Chartered ABS statement on Government support for Universities
We welcome the Government's announcement that they are putting measures in place to support universities. The offer to bring forward the payment of student fees will help in the short term and, assuming the academic year starts as normal, September is the best case scenario for this. However, there may be a need to revise this assumption in the coming weeks. Consideration also needs to be given to the practicalities of social distancing when campuses are once again open.
UK business schools, like all parts of universities are putting in place a range of contingency plans for the new academic year and are focused on providing quality education for students, whether online or face-to-face. These plans range from starting the academic year on time as usual, to continuing to deliver online in September, to starting in January.
Allowing for a 5% increase in domestic students is welcome but it will not cover the hole which could be left by international students not arriving or returning to study here. Business schools are particularly vulnerable here as they teach a third of international students studying in the UK’s universities.
The signal that students should not expect a refund of fees for online tuition is a clear signal that Government recognises the true cost of provision online.
The package of £100m research funding will likely have little impact on business school research. Business and management research attracts a 1% share of the total funding for university research, and we can expect, for understandable reasons, a continued focus on STEM research.
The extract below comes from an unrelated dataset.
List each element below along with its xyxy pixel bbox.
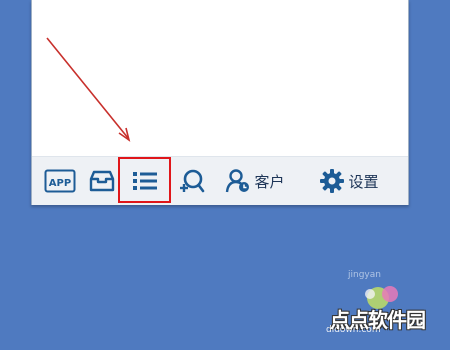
watermark-site-left: jingyan [348,270,381,280]
watermark-site-right: didown.com [326,325,381,335]
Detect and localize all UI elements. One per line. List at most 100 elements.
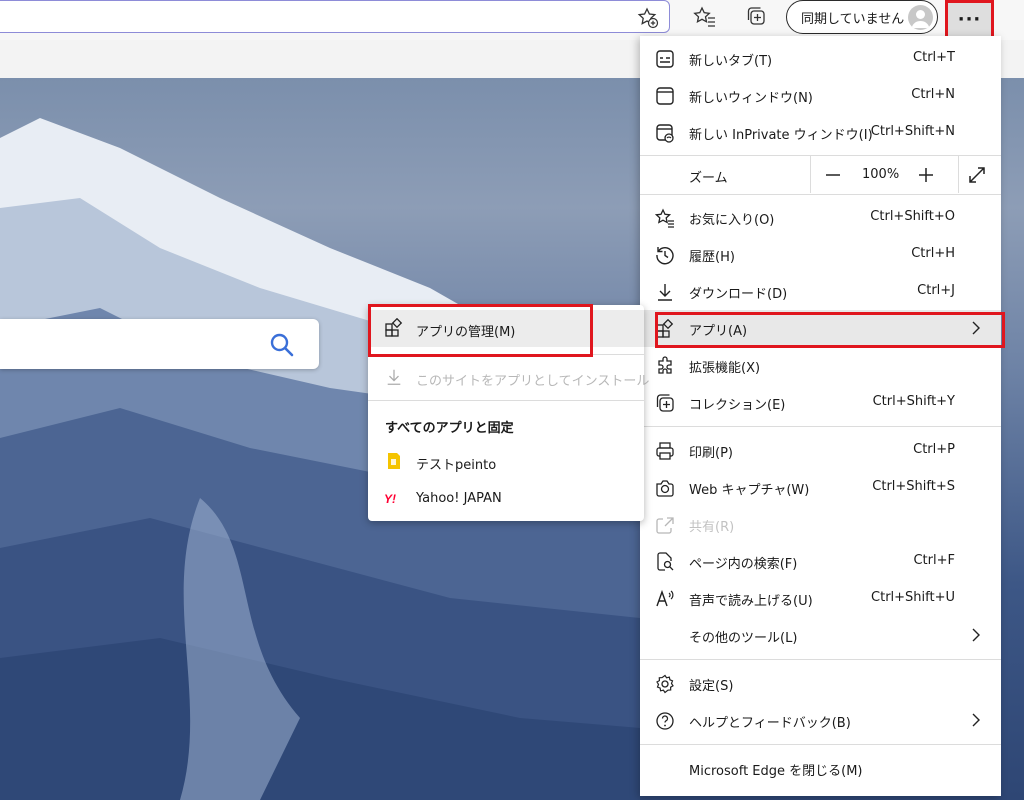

However, as Professor Robert MacIntosh, Chair of the Chartered ABS, said: “there is a risk of missing an opportunity here by overlooking the importance of research into the economic recovery, the need to specifically respond to organisational, logistical, financial and societal challenges, as well as how to ensure ongoing business resilience, so that our companies can recover and learn from this experience, and be better prepared for future hurdles.”
Professor Robert MacIntosh also commented that “the lack of clarity over the approach in devolved administrations and their consequent ability to mitigate financial consequences is worrying. We look forward to hearing how the devolved Governments intend to act.”